“Hello, Renaissance.” She restrained a smile. The exchange of signals required slightly more than a minute.

“Dr. Harper wants to talk to you.” He gave way to a tall, dark woman who looked accustomed to giving people directions. Hutch recognized Mary Harper from the media reports. She owned a clipped voice and looked at Hutch the way Hutch might have glanced at a kid bringing the lunch in late. Harper had stood shoulder to shoulder with Dimenna during the long battle to prevent the closing of the station.

“Captain Hutchins? We’re glad you’re here. It’ll make everyone feel a bit more secure to know there’s a ship standing by. Just in case.”

“Glad to be of service,” Hutch said.

She softened a bit. “I understand you were headed home before this came up, and I just wanted you to know that we appreciate your coming out here on short notice. There’s probably no need, but we thought it best to be cautious.”

“Of course.”

Harper started to say something else but the transmission was blown away by the storm. Bill tried a few alternate channels and found one that worked. “When can we expect you?” she asked.

“Tomorrow morning at about six looks good.”

Harper was worried, but she tried to hide it behind that cool smile while she waited for Hutch’s response to reach her. When it did she nodded, and Hutch got the distinct impression that back behind her eyes the woman was counting. “Good,” she said with bureaucratic cheerfulness. “We’ll see you then.”

We don’t get many visitors out this way, Hutch thought.

THE STATION MADE periodic reports to Serenity, recording temperature readings at various levels of the atmosphere, gravity fluctuations, contraction rate estimates, cloud density, and a myriad other details.
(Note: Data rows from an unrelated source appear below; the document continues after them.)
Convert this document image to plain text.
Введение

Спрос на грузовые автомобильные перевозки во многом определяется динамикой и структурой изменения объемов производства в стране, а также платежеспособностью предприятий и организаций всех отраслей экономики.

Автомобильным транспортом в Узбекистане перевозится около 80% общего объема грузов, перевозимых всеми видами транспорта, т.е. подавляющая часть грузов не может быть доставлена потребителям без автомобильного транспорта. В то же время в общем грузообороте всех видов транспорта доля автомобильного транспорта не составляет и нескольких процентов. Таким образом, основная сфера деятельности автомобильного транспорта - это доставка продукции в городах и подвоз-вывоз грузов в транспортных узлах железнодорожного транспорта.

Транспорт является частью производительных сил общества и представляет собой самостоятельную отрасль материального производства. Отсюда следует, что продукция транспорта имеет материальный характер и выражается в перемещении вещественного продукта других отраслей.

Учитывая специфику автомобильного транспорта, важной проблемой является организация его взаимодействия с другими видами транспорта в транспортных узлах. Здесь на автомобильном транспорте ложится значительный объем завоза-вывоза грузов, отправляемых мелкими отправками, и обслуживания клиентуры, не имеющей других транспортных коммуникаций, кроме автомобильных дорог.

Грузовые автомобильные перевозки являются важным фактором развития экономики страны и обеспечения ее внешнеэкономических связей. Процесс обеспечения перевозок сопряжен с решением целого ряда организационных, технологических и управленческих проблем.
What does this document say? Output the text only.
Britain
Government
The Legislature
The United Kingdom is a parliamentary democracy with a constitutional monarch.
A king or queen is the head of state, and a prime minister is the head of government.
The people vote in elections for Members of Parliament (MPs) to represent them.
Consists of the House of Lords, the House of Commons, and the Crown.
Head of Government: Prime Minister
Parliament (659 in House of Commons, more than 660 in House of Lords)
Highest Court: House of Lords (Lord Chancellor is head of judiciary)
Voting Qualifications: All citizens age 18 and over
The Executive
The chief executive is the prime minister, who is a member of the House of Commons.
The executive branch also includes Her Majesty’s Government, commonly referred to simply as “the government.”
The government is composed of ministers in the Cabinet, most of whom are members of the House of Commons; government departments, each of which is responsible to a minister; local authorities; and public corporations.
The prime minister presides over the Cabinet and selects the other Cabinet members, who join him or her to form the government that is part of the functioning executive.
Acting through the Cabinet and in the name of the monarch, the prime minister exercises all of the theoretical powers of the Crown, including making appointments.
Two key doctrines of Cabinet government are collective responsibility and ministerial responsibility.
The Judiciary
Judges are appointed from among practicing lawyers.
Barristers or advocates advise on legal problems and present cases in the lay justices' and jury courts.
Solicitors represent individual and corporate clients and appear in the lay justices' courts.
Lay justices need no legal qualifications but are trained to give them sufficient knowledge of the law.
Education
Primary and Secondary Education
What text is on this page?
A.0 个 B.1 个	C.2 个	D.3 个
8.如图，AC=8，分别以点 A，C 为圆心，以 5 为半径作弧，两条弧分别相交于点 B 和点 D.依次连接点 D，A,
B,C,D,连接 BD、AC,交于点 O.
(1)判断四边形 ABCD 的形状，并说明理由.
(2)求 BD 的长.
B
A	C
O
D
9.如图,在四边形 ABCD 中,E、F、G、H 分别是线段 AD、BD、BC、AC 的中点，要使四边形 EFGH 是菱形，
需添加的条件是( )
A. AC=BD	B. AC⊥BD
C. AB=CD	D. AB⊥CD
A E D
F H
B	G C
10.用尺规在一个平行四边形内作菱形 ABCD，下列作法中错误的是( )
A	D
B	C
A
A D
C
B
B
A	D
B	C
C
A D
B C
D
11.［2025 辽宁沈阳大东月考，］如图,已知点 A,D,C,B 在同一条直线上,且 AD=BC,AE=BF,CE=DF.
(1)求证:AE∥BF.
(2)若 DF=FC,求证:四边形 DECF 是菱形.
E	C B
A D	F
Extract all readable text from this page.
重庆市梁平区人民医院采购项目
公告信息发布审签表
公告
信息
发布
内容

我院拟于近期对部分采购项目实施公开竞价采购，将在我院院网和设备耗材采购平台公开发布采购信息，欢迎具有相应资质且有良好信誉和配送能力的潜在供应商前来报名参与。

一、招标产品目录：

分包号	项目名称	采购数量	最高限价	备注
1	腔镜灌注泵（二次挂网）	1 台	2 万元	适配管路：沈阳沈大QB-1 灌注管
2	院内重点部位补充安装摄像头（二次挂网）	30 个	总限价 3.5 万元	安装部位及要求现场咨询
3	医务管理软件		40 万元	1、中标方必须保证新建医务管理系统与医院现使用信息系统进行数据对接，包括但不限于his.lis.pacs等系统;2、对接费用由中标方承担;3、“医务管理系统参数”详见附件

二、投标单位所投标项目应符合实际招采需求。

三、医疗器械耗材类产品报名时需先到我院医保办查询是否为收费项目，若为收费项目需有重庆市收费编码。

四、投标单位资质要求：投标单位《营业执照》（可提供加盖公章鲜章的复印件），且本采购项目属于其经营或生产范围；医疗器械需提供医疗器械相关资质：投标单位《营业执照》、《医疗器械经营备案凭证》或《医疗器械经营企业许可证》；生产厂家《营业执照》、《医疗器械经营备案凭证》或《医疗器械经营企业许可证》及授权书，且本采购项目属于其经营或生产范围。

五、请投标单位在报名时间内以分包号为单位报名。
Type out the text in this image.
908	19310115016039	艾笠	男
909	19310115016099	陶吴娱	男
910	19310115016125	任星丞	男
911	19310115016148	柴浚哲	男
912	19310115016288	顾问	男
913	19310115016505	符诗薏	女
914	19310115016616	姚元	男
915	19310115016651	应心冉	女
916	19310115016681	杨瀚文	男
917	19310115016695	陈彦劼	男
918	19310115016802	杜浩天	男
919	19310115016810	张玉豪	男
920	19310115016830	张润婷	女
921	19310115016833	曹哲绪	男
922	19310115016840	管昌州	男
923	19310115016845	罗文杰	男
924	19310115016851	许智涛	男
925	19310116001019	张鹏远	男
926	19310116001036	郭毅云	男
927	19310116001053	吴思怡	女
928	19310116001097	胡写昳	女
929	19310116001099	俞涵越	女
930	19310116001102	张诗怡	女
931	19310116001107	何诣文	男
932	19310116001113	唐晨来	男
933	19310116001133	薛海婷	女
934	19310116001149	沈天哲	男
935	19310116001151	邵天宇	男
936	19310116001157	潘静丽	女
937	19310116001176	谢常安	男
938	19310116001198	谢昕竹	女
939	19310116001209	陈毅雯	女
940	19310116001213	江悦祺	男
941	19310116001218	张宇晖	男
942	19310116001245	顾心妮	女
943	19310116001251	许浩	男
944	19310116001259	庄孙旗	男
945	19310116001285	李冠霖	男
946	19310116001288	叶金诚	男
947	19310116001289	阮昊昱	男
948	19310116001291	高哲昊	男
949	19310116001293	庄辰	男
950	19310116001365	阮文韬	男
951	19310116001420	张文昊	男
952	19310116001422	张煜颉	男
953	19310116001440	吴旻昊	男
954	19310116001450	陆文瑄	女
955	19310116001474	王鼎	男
The Wildside had drifted into the hypercomm data stream between Renaissance and Serenity and was consequently able, for a few minutes, to pick up the transmissions. Hutch watched the numbers rippling across a half dozen screens, mixed with occasional analysis by the Renaissance AI. None of it was intelligible to her. Core temperatures and wind velocities were just weather reports. But there were occasional images of the protostar, embedded at the heart of the cloud.